Il regista Enrico Pau sulla politica urbanistica della giunta Zedda
ENRICO PAU
CAGLIARI. Ho scoperto in queste ultime settimane che c’è il cemento di sinistra, che non è come quello di destra, è diverso. Quello di sinistra è un cemento che non si può discutere, nemmeno su un piano estetico, come quello del futuro cardampone della casa dello studente, che, ci hanno spiegato, si doveva fare in fretta, quindi: «Si, è brutto! Ma cosa facevamo perdevamo quaranta milioni di euro?». L’architettura che è necessaria, come è necessaria finalmente per la città la casa dello studente, che nessuno discute, può essere anche bella, e a volte riesce a rispettare la storia e la natura originaria dei luoghi, la loro memoria, vedi il meraviglioso Mem. Certo ci vuole un po’ di talento, anche nelle progettazioni più frettolose. Vedere il rendering dove la vecchia nobile semoleria appare sepolta e oscurata da nove esuberanti, voluminosi e anonimi piani fa male «ma - ci spiegano - è inevitabile». Quello di sinistra è un cemento che addolora, come in via Milano, dove con sincera sofferenza, prima l’Assessore, il buon Paolo Frau, poi alcuni giovani contriti consiglieri hanno dovuto prendere atto che era impossibile fermare la palazzina davanti alla Basilica, quella che prima, e durante la campagna elettorale «non si doveva costruire» ma ora invece, perché «la politica vuol dire prendersi le responsabilità, governare, non si può non costruire».
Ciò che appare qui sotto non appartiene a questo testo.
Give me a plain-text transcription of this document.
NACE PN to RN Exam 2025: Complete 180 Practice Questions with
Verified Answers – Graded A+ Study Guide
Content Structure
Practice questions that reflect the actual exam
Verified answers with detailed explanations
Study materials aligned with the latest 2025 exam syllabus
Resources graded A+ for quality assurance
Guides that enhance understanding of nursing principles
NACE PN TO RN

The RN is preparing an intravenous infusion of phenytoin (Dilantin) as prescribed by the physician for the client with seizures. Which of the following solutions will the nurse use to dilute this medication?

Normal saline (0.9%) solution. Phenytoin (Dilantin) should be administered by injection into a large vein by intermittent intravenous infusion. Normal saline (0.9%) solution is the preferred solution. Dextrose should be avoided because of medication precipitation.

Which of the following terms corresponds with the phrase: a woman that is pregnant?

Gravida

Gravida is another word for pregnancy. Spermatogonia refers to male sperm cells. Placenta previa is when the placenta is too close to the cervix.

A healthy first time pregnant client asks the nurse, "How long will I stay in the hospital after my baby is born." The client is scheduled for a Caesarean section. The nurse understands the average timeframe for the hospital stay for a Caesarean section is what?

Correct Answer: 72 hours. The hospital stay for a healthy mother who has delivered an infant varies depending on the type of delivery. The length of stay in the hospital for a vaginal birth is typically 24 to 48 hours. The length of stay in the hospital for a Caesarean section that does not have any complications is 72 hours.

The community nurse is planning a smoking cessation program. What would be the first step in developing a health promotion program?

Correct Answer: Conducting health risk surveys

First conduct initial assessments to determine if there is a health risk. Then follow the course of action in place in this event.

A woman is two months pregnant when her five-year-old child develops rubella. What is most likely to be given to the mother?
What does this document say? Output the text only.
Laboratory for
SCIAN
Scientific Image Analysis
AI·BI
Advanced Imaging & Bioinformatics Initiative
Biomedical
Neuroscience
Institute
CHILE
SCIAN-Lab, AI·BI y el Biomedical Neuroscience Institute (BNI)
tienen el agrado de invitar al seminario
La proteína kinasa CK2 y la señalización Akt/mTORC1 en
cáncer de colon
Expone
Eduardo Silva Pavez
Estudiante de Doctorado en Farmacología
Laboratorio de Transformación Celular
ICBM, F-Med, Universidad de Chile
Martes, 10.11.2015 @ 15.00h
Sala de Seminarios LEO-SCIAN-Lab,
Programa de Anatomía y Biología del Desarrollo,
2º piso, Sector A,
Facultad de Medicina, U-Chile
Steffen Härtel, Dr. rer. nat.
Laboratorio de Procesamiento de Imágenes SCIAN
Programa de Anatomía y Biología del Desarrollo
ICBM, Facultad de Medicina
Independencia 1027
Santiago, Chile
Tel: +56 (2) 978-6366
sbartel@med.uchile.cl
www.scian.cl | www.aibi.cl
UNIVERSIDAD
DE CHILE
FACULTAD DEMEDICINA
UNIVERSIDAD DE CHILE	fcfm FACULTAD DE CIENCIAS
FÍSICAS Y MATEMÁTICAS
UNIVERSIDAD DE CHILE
Poi c’è il cemento sostenibile, l’ho scoperto leggendo i giornali, come quello dei nuovi palazzi, ma “piccoli”, che sorgeranno davanti allo stagno di Santa Gilla a pochi metri dalle Torri di Zuncheddu. «Abbiamo chiesto ai costruttori di regalare un grande giardino davanti ai palazzi così riqualifichiamo la zona» dicono gli assessori, si sa il cemento buono riqualifica, è sostenibile e impreziosisce: «il giardino con il buco intorno».
Poi c’è il cemento confuso, quello che va spiegato, quello di una delibera della Giunta che prima che ai soliti ambientalisti non è piaciuta ad alcuni consiglieri, fra i pochi che in queste settimane sono riusciti a mantenere la rotta e la freddezza necessaria per dire quello che pensavano anche prima delle elezioni.
Gli altri hanno spiegato nei loro blog quello che non si poteva spiegare, perché, forse, quella delibera è stata istruita con una certa fretta, sicuramente in modo almeno superficiale, probabilmente dagli uffici comunali, dentro i quali le ragioni dei costruttori hanno trovato sempre conforto e calore umano. Quello che è successo dopo ha avuto alcuni effetti. Gli ambientalisti «ma non tutti», solo i più cattivi, sono ormai rinchiusi dentro un recinto dal quale non potranno uscire per i secoli a venire, per raggiungere lo status a cui ambirebbero di essere chiamati semplici cittadini che amano la città. Sono gli stessi che qualche costruttore definiva talebani e che le giovani speranze della politica cagliaritana sedute in consiglio, che, lo ricordo, solo qualche mese fa erano romantici incendiari, ora guardano con una certa distante, ostile e malcelata insofferenza. Da piccolo i miei genitori mi hanno insegnato a pensare da solo e a dire sempre quello in cui credo sinceramente, soprattutto agli amici. Credo che sarebbe utile aiutare il nostro sindaco nel suo compito immane, non con il conformismo, ma con la sincerità.
Ho visto che Giorgio Todde l’ha fatto con il solito amore profondo per il corpo della città, con la sua poesia che a volte può essere anche aspra, ma è necessaria a Cagliari, come erano necessari gli anatemi di Aquilino Cannas, anche lui di Italia Nostra, contro quei “faineris e benduleris” che hanno smembrato i colli di Cagliari nel dopoguerra. Politica vuol dire pensare al futuro, so che Massimo Zedda lo sa, lo dice la sua storia, lo dicono alcune scelte della sua giunta. Prima fra tutte quella di mantenere la promessa di smembrare la legnaia dell’Anfiteatro. Quando tutti i cagliaritani avranno scoperto Tuvixeddu, la sua bellezza, la sua grazia, sarà difficile spiegare ai cagliaritani, ai semplici cittadini, che quei palazzoni e quelle ville di lusso, che quel «nuovo quartiere nel cuore della città, dove abitare non è mai stato così piacevole, lontano dai luoghi comuni» ma vicinissimi alle tombe «non si poteva non costruire».